3 Jahre Papa: Wo ist die Zeit geblieben?

Pünktlich zum dritten Geburtstag meines Sohnes feiere ich meinen dritten Jahrestag als Papa. Samuel wächst und wächst, verfügt über scheinbar unendliche Energiereserven, deponiert nachhaltig seine Wünsche und macht keinen Hehl daraus, geht ihm etwas gegen den Strich. Ja, der kleine Mann führt bereits ein bewegtes Leben – auf der Überholspur! Unweigerlich stellt sich die Frage: „Wo ist die Zeit nur geblieben?“

Fortschritte

Täglich wächst sein Wortschatz. Überkommt ihn gar ein Redeschwall, verschluckt er zwar noch gerne einzelne Silben. Aber er lässt nicht locker, bis seine Eltern der ganzen Geschichte folgen können. Seine Schlagfertigkeit stellt er vor allem bei Ausreden gerne unter Beweis. Unendlich groß ist sein Bewegungsdrang. Dadurch erhielt ich endlich eine Antwort auf eine Frage, die mich jahrelang beschäftigte: Ich wunderte mich stets, warum kleine Kinder in diesen Sonntagnachmittagsfilmen immer laufen müssen und niemals gemütlich vor sich hinschlendern. Ich weiß es jetzt. Sie können nicht anders. Samuel legt auch jeden Weg im Sprint zurück. Gleichzeitig besteht seine Welt zum Großteil aus Klettergerüsten und Hüpfburgen. Ob Couch, Bett, Stufen oder Papa – immer und überall findet er eine Möglichkeit zu klettern oder zu springen. Und er wird scheinbar nie müde. Im Gegensatz zu seinem Papa.

Überraschungen

Überraschend unkompliziert verlief die Eingewöhnungsphase im Kindergarten. Weil diese so gut geklappt hatte, ließen wir gleich eine Zweite folgen. Diese war leider notwendig, weil wir übersiedelten. Die Eingewöhnung im neuen Kindergarten war schließlich unser Papa-Sohn-Projekt. Der kleine Mann meisterte die Herausforderung souverän. Ihm fiel die Trennung deutlich leichter als mir. Für mich war es allerdings auch die erste Eingewöhnungsphase – nur zu meiner Entschuldigung. Überrascht waren wir auch, als uns Samuel einen neuen Mitbewohner vorstellte: Nono, sein unsichtbarer Freund, nimmt seit einigen Monaten aktiv an unserem Familienleben teil, hält wenig von Regeln und testet gerne Grenzen aus.

Kein Ding ohne Ding

Doch kein Ding ohne Ding im Leben mit einem Dreijährigen.
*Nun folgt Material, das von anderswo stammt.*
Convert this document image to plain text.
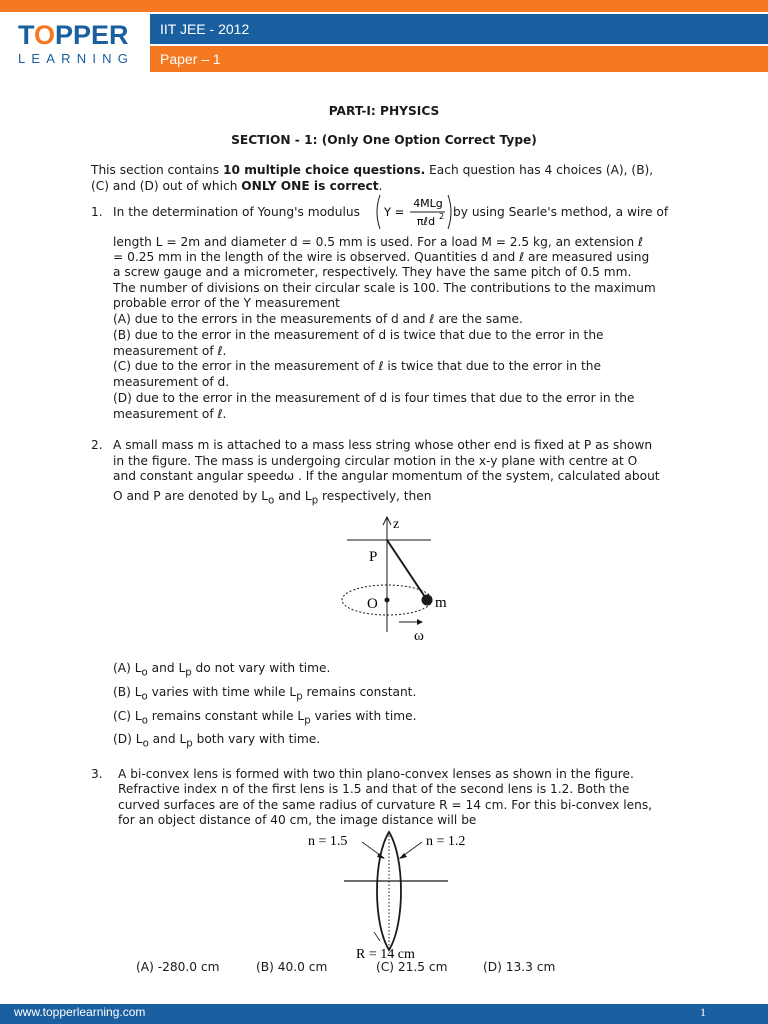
TOPPER
LEARNING
IIT JEE - 2012
Paper – 1
PART-I: PHYSICS
SECTION - 1: (Only One Option Correct Type)
This section contains 10 multiple choice questions. Each question has 4 choices (A), (B),
(C) and (D) out of which ONLY ONE is correct.
1. In the determination of Young's modulus Y =
4MLg
πℓd 2 by using Searle's method, a wire of
length L = 2m and diameter d = 0.5 mm is used. For a load M = 2.5 kg, an extension ℓ
= 0.25 mm in the length of the wire is observed. Quantities d and ℓ are measured using
a screw gauge and a micrometer, respectively. They have the same pitch of 0.5 mm.
The number of divisions on their circular scale is 100. The contributions to the maximum
probable error of the Y measurement
(A) due to the errors in the measurements of d and ℓ are the same.
(B) due to the error in the measurement of d is twice that due to the error in the
measurement of ℓ.
(C) due to the error in the measurement of ℓ is twice that due to the error in the
measurement of d.
(D) due to the error in the measurement of d is four times that due to the error in the
measurement of ℓ.
2. A small mass m is attached to a mass less string whose other end is fixed at P as shown
in the figure. The mass is undergoing circular motion in the x-y plane with centre at O
and constant angular speedω . If the angular momentum of the system, calculated about
O and P are denoted by $L_o$ and $L_p$ respectively, then
z
P
O	m
ω
(A) $L_o$ and $L_p$ do not vary with time.
(B) $L_o$ varies with time while $L_p$ remains constant.
(C) $L_o$ remains constant while $L_p$ varies with time.
(D) $L_o$ and $L_p$ both vary with time.
3. A bi-convex lens is formed with two thin plano-convex lenses as shown in the figure.
Refractive index n of the first lens is 1.5 and that of the second lens is 1.2. Both the
curved surfaces are of the same radius of curvature R = 14 cm. For this bi-convex lens,
for an object distance of 40 cm, the image distance will be
n = 1.5	n = 1.2
R = 14 cm
(A) -280.0 cm	(B) 40.0 cm	(C) 21.5 cm	(D) 13.3 cm
www.topperlearning.com	1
So schön und spannend die Entwicklungsschritte auch sind, werden diese doch immer wieder von „(Trotz-)Phasen“ gestört. Schwere „Fehler“, wie beispielsweise den Lego-Stein an eine andere Stelle zu setzen oder den Honig auf die falsche Seite des Brotes zu schmieren, können Stürme der Entrüstung auslösen. Ebenso auf der Hut sollte man sein, macht sich sein Schlafdefizit bemerkbar. Da können sich Freude und Wut ohne spürbaren Grund in der Sekunde abwechseln. Andere Herausforderung warten ebenso noch auf meine liebe Ehefrau und mich. Samuels Zimmer fehlt immer noch das Bett. Das steht nämlich in unserem Schlafzimmer und wird viel zu selten benutzt. Das Projekt „Windelfrei“ ist zwar nicht mehr nur in Planung, dennoch startet die Umsetzung nur langsam. Der Schnuller hingegen wehrt sich vehement gegen ein Ende seiner Ära.

Und wir Eltern?

Auch für uns als Eltern hat sich Einiges geändert. Nach knapp drei Jahren in Karenz war es nicht zu übersehen, wie sehr sich meine liebe Ehefrau wieder nach ihrem Job sehnte. Gleichzeitig merkte ich, dass meine Zeit mit meinem Sohn viel zu kurz kam. Nach langen Überlegungen, wie wir die Kinderbetreuung neben unserer Jobs gut organisieren können, entschieden wir, dass ich in Elternteilzeit gehe. Das bedeutet einen Schritt, den ich vor knapp zwei Jahren noch ausgeschlossen habe (Link). Ja, ein Kind ändert einfach alles im Leben. Und es ist gut so!